Lehrersein - ein ständiger Kampf gegen die Rolle des "Lehrers"

Eine Betrachtung zum Schulalltag des Lehrers von Eike A. Detering aus dem Jahre 1970

Wir haben es als Schüler erlebt: Die meisten Lehrer geben sich die größte Mühe, eine Rolle - die Rolle des "Lehrers" zu spielen. Fast alle Lehrer verhalten sich zu Beginn ihrer Lehrtätigkeit so, wie sie es bei ihrem ehemaligen, persönlichen Lieblingslehrer erlebten.
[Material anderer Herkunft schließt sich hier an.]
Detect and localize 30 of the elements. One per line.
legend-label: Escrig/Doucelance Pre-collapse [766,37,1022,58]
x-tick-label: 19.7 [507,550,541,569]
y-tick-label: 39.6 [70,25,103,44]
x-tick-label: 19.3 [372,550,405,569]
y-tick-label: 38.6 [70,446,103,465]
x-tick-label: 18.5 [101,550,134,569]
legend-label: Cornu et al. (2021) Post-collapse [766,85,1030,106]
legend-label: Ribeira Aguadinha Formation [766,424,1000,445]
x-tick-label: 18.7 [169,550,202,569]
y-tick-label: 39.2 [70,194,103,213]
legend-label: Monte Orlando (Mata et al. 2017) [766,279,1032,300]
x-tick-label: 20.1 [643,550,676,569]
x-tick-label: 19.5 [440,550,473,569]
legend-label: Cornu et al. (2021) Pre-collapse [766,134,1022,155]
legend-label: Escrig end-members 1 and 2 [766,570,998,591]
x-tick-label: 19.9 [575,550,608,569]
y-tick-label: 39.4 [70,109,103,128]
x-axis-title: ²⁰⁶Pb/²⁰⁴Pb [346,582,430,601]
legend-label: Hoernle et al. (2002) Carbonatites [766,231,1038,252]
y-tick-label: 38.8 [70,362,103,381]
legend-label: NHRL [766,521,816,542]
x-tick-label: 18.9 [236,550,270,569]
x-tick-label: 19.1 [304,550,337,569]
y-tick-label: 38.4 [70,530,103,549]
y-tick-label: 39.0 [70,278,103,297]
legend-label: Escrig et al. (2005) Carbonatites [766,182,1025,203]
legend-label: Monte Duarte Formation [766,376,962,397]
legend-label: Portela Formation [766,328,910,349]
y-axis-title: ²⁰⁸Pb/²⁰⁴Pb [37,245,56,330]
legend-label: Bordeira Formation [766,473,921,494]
Hinzu kommt noch das Bestreben, die Vorstellung vom "Lehrer an sich", die in der Gesellschaft latent vorhanden ist, zu erfüllen. Ein Lehrer hat Autoritätsperson zu sein; er hat möglichst wenig (oder gar nicht) über seine Gefühle zu sprechen; immer muß er korrekt sprechen, korrekt gekleidet sein, nur pünktlich, freundlich, konsequent, unpolitisch; d.h. regierungstreu sein. Sicherlich gibt es noch mehr überlieferte Eigenschaften des "Lehrers". Sie sollen hier aber nicht weiter betrachtet werden. 

Die Behauptung, der moderne, rationale Lehrer der Gegenwart sei doch völlig frei von Vorstellungen des Rollenspiels vom Lehrer gemäß den Vorstellungen der Gesellschaft oder seiner persönlichen Sozialisation, kann nicht einfach akzeptiert werden. 

Viele Junglehrer werden eine Erfahrung gemacht haben wie oben skizziert. Dabei müßte es doch das einfachste auf der Welt sein, sich so zu verhalten wie man persönlich ist. Ich meine, der Schüler hat ein Anrecht, die ungeschminkte Persönlichkeit seines Lehrers zu erleben. Nur dadurch kann jene Redlichkeit und Ursprünglichkeit im Verhältnis zwischen Lehrer und Schüler entstehen, die im Feld der Erziehung so wertvoll ist (abgesehen davon, daß auch die Schüler Akte der Selbstverleugnung als etwas Erbärmliches empfinden und somit vor einem solchen Lehrer keine Achtung hätten).

So stehen bewußte Lehrer in einem fortwährenden inneren Kampf gegen das "Rollenspiel". Die Macht der Gewohnheit, das sich im Unterbewußstein vollzogen habende Verhaltensmuster vom "Lehrer" wirken relativ stark. Da ist es stets nötig, sich auf sich selbst zu besinnen und das zu verwirklichen, was man selbst für richtig hält.

Besondere Schwierigkeiten tauchen dort auf, wo ein Lehrer keine Kollegen findet, mit denen er gemeinsam an der Verwirklichung eines freien Unterrichts (eines Unterrichts, im dem sich die Persönlichkeiten der Schüler und die Persönlichkeit des Lehrers frei entfalten können) arbeiten kann. In solchen Kollegien fühlt sich der Lehrer meist genötigt, die Erwartungen seiner Kollegen zu erfüllen.

Sich natürlich und ungezwungen zu verhalten, kann Lehrern gar nicht oft genug gesagt werden.

Bei allem Respekt und großem Verständnis für die Notwendigkeit eines staatlichen Lehrplans sei in diesem Zusammenhang darauf verwiesen, daß wir Lehrer doch öfter den Mut haben sollten, auf Schüleranregungen / Schülerwünsche einzugehen, auch wenn dadurch mal die Linie des Rahmenplans verlassen werden muß. Ließen wir uns nämlich zu "Sklaven" von Plänen machen, so ermangelte der Unterricht jeglicher Spontaneität, die das wahre Leben ausmacht. Überhaupt sollte uns beim Kampf gegen das "Rollenspiel" Lebensnähe jeweils Richtschnur sein. Es darf keine Denktabus geben. Probleme müssen aus möglichst vielen Sichtweisen kritisch analysiert und erkannt werden. Dabei sollte der Lehrer mehr und mehr in den Hintergrund treten, damit die Schüler im Gespräch selbst aktiv sind und so immer mehr die Gesprächsführung im Unterricht übernehmen.

Hauptziel unseres Schulwesens muß es sein, mündige und allseits gesunde, gebildete junge Menschen ins "Leben" zu entlassen. Im Rahmen eines von mir oben skizzierten Unterrichts ist ein Wissenszuwachs beim Schüler meist ein "Nebenprodukt", denn dort, wo freudig gelernt wird, da wird auch mehr und besser gelernt.